Подобное заявление из уст темного выглядело, мягко говоря, странно и лживо.
Дверь бесшумно отворилась, и на пол полетел мешок. В полете он развязался. На пол свесилась покрытая синяками, изодранная рука со сломанным запястьем.
Завизжала и, вскочив, бросилась к окну.
— Да ну, успокойся, — флегматично произнес Геральт, апатично наблюдая за тем, как я отчаянно дергаю за ручку, пытаясь открыть окно. Зачаровано! – Всего лишь твоя сестра. Сейчас мы ее допросим.
В мешке труп Алексии!
Ноги ослабели, и я сползла на пол.
Там Алексия, замученная темными Алексия, а Геральт говорит о ней, будто о редьке! Животное, грязный убийца! Почему, я так странно к нему отношусь, почему мне даже нравятся его прикосновения – те, которые приличные? Это все ритуал, частицы темной сути. Иного объяснения противоестественной симпатии нет.
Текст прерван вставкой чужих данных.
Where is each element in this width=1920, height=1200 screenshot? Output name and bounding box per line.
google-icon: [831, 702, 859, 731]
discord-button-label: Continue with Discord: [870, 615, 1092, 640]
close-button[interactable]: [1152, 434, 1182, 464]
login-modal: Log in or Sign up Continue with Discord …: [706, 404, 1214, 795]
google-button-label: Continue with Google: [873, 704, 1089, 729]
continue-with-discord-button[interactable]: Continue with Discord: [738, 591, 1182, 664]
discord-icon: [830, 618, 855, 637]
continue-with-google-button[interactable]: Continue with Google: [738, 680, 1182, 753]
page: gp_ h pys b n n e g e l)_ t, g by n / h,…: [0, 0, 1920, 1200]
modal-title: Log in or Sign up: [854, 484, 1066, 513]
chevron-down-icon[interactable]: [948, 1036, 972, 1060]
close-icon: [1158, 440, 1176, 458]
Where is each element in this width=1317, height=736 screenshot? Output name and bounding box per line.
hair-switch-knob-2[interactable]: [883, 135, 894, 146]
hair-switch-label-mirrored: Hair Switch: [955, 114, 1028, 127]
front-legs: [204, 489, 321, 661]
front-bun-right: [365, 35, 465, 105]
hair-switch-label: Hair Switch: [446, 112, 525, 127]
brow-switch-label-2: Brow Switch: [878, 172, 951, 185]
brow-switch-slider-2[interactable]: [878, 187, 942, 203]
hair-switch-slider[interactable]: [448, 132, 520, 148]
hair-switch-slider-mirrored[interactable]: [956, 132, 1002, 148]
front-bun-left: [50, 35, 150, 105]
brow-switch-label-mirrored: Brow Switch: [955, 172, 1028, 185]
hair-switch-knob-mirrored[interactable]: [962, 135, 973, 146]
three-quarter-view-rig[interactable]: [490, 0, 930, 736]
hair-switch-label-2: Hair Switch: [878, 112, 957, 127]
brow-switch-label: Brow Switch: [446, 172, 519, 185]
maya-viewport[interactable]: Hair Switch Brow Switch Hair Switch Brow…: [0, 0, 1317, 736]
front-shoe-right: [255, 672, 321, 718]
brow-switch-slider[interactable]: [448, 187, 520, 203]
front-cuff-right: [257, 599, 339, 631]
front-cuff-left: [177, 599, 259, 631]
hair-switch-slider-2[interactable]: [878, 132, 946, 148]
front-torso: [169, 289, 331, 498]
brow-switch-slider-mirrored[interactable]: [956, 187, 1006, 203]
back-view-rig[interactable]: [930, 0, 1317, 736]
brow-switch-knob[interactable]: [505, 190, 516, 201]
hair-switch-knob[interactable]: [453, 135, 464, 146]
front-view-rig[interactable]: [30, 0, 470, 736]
Затряслась от еле сдерживаемых рыданий. На мешок старалась не смотреть. Тело покрылось мурашками, к горлу подступила тошнота.
— Экие вы, светлые, нежные! – высокомерно поджал губы Геральт и присел рядом. Его пальцы на плече заставила вскрикнуть и в ужасе закрыть лицо руками. – Там всего лишь труп.